Rolling back to a prior image tag (assuming the prior tag is still in the registry):

kubectl set image -n guildhall deployment/guildhall \
  guildhall=git.guildhouse.dev/tking/guildhall:<prior-tag>
kubectl rollout status -n guildhall deployment/guildhall

Schema rollback (only if the current deploy introduced migrations that need to be reverted):

kubectl run guildhall-rollback --rm -it \
  --image=git.guildhouse.dev/tking/guildhall:<current-tag> \
  --overrides='{"spec":{"imagePullSecrets":[{"name":"guildhall-registry"}]}}' \
  -n guildhall -- \
  /app/bin/guildhall eval "Guildhall.OpsDb.Release.rollback(Guildhall.OpsDb.Repo, <migration_version>)"

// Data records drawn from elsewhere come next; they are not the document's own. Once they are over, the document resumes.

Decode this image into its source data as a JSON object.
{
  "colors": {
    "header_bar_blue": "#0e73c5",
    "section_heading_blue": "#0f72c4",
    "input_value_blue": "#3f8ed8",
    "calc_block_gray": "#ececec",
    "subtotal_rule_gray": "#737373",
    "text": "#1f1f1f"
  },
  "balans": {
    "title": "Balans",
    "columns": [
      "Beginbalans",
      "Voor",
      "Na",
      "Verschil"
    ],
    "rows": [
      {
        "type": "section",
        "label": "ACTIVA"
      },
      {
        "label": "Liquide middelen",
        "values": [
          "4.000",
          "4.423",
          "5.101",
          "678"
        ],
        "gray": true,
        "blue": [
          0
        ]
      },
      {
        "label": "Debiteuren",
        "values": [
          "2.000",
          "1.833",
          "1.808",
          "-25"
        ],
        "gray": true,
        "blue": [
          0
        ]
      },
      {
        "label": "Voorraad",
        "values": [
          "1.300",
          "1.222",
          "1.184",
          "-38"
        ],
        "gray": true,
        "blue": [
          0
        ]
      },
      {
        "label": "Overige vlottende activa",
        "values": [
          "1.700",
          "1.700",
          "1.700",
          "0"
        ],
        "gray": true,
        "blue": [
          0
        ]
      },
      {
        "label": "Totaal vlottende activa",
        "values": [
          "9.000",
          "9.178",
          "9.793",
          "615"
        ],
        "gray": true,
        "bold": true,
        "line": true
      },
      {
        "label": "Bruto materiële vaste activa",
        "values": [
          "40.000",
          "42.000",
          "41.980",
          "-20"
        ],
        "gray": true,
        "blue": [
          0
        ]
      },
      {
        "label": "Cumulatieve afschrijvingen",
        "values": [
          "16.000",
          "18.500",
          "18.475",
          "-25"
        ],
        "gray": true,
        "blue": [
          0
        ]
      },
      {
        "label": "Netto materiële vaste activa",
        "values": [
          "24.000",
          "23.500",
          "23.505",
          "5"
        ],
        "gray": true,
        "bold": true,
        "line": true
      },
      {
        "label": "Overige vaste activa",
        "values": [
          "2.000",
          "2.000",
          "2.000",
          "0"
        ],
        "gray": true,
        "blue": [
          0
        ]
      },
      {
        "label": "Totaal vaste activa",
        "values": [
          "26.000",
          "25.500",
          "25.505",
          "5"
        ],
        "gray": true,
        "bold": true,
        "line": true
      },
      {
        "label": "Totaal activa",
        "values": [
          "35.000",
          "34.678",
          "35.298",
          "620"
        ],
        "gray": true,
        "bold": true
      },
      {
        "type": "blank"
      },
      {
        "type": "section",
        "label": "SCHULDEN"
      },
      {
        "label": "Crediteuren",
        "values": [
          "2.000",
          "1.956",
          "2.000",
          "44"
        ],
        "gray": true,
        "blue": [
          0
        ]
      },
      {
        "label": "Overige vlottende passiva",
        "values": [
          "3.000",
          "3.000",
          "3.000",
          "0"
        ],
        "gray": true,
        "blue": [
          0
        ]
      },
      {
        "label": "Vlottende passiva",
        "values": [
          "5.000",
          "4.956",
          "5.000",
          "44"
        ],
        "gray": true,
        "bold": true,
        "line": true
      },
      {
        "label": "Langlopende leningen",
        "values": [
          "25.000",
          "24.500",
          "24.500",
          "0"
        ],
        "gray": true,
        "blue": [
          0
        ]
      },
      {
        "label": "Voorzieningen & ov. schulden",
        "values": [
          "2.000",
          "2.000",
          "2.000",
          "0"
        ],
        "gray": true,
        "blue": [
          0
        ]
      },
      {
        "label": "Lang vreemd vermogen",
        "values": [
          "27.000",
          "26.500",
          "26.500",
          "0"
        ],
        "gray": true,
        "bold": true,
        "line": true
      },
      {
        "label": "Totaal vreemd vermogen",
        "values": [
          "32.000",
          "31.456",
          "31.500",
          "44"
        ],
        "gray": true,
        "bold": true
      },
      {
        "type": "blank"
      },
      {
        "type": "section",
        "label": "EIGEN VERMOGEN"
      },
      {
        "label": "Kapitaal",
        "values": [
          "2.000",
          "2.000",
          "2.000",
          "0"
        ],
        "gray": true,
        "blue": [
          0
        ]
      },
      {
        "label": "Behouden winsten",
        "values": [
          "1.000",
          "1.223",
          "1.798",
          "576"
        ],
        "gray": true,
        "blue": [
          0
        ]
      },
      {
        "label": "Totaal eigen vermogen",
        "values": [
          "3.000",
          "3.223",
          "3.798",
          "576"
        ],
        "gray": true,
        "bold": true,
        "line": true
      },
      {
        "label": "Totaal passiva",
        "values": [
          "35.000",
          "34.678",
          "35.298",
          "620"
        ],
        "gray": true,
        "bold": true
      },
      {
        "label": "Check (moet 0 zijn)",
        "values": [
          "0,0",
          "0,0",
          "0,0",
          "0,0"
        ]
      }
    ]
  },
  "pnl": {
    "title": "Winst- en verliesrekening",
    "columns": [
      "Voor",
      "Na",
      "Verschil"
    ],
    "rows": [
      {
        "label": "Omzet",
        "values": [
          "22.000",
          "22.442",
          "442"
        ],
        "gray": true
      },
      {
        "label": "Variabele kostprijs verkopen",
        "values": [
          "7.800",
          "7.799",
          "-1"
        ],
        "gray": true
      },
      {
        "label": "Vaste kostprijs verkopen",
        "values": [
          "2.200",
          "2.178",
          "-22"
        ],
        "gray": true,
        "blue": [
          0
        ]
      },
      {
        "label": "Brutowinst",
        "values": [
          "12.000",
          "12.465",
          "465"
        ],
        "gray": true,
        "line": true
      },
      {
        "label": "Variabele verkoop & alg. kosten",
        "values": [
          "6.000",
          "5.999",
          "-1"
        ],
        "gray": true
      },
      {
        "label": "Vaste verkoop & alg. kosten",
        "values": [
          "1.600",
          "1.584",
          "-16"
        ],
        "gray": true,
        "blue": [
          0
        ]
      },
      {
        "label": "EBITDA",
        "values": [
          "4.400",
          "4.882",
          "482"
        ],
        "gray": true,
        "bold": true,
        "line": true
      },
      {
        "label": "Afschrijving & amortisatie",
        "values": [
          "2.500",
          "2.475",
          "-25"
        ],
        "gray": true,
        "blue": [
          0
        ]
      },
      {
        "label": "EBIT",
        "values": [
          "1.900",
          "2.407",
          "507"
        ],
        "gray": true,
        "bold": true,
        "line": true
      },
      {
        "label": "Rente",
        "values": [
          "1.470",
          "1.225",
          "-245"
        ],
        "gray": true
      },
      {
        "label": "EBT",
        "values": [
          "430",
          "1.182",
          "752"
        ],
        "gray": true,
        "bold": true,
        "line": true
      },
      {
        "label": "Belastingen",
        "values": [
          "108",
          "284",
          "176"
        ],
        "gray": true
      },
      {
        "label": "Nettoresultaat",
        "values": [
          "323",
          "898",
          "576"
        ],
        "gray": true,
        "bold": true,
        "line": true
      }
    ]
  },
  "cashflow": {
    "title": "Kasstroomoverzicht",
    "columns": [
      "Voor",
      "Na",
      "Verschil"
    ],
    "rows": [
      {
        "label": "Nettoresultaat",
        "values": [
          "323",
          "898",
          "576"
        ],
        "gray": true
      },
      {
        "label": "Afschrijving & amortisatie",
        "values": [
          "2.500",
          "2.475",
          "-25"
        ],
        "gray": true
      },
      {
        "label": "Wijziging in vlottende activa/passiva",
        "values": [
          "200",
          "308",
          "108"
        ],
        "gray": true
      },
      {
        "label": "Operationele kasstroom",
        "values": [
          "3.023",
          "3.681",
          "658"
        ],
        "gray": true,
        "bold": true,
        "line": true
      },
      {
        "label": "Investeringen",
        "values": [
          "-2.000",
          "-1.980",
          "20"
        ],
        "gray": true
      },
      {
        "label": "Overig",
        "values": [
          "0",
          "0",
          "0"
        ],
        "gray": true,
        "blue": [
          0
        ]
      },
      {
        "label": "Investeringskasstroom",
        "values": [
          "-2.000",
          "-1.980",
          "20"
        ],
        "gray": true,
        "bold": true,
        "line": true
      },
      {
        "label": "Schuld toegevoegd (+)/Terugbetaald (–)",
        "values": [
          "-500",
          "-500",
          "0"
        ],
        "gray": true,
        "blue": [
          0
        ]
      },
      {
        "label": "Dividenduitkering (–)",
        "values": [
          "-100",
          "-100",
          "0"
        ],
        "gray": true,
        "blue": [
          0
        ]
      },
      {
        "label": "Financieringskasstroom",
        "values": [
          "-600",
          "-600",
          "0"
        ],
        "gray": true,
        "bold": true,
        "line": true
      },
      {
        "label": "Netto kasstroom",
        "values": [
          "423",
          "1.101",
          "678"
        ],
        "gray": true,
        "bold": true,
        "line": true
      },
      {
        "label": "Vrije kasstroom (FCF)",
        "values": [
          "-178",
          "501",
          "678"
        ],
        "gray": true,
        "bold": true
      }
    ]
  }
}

Tear down the whole deployment

# Delete in reverse order; namespace deletion cascades everything
# attached to it (Deployments, Services, Pods, PVC... note that
# deleting the namespace ALSO deletes the PVC, which destroys the
# database. For non-destructive teardown, preserve the PVC first.)

kubectl delete svc guildhall -n guildhall                # triggers Hetzner LB deprovision
kubectl delete deployment guildhall -n guildhall
kubectl delete job -l app.kubernetes.io/name=guildhall,app.kubernetes.io/component=migration -n guildhall
kubectl delete deployment guildhall-postgres -n guildhall
kubectl delete svc guildhall-postgres -n guildhall

# PVC delete is destructive (Longhorn reclaim policy is Delete).
# Uncomment only if the database state should be destroyed:
# kubectl delete pvc guildhall-db -n guildhall

kubectl delete secret guildhall-registry guildhall-db-credentials guildhall-app-secrets -n guildhall

# Finally the namespace itself (retained if you want to keep PVC):
# kubectl delete namespace guildhall

Remove the Cloudflare DNS record for guildhall.guildhouse.dev if fully tearing down.


Known v0.1 limitations

  • Cloudflare-edge TLS, not cluster-terminated. Upgrading to cert-manager Certificate + in-cluster TLS is hygiene follow-up once the first deploy stabilizes. The letsencrypt-prod ClusterIssuer is already ready.
  • No Flux integration. Direct kubectl apply is the deploy mechanism for v0.1. Flux Kustomization for Guildhall is follow-up — especially once the broader Flux chain (cluster-infra, spire, quartermaster) is healed.
  • No OIDC / Keycloak integration. Guildhall's config/runtime.exs has commented-out OIDC env vars; wiring them to the existing auth.guildhouse.dev Keycloak is follow-up.
  • No substrate CRD integration. The CeremonyOrchestrator and ChronicleConsumer stubs are not yet watching real substrate CRDs — those integrations land after the substrate foundation is reconciling on this cluster.
  • Single replica. Safe for LiveView (no cluster sticky-session concerns at replicas=1). Scale once DNS cluster / horizontal-pod-autoscaler is configured.